Indian Decade

Keep It Lean

You’d think filming a play rehearsal would be easy. Not so with Indian bureaucracy.

The other day, I went to cover an Afghani play in Delhi. The idea was to shoot the rehearsal before filming some parts of the actual play, and the director of the play gave his consent for me to do so.

My camera team and I arrived at the Jamia Milia Islamia University’s Ansari Auditorium, where the rehearsal was supposed to take place. ‘You’ll have to get the permission of the university authorities to go inside the auditorium,’ a guard told me curtly. I contacted the organizer of the South Asia Women’s Theatre Festival, and asked him why we needed permission to shoot when the play is open to the public and there’s no media ban on coverage.

The organizer sounded a little helpless in the face of the rigid bureaucracy of the hosting university. I was initially told to send a letter asking for permission. However, after a heated hour-long conversation, I was granted permission by the vice chancellor himself to shoot.

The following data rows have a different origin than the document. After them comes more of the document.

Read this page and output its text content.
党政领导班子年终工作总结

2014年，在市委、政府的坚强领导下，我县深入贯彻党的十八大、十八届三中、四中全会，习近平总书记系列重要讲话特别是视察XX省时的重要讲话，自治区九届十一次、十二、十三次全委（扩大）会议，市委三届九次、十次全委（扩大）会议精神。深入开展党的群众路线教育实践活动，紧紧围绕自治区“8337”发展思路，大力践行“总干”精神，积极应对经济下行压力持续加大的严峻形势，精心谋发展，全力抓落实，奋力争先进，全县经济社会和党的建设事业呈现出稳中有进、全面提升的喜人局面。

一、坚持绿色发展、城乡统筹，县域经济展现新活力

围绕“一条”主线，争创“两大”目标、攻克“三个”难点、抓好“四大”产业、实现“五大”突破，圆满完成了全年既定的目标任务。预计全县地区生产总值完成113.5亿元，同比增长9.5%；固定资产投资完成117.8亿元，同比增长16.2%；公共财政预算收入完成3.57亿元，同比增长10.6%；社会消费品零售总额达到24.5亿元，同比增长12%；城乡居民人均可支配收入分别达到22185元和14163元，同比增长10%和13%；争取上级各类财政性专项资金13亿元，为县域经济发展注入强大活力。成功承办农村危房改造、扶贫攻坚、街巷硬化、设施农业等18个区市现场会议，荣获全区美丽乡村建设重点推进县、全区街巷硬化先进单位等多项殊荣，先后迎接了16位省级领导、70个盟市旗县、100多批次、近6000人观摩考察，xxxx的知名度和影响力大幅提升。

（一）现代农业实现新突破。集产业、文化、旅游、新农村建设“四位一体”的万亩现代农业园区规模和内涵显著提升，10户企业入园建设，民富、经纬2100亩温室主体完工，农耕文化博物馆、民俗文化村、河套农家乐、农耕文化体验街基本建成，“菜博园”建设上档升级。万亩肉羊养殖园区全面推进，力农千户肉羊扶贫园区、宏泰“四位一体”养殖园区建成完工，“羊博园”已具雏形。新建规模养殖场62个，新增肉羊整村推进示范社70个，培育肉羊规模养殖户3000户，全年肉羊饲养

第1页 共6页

Unfortunately, by the time we got permission, our energy to shoot had been all but exhausted, and the rehearsal was almost over. Why can’t things in life be simple? Why do we have to be prisoners of prejudice and outdated assumptions and presumptions? And why does permission to shoot a rehearsal of a play in a university auditorium have to come from the highest authority of the University?

It’s almost two decades since India launched its economic liberalization policy, but old-style bureaucracy is still going strong. A restless and energetic India needs a lean, flexible and progressive civil service.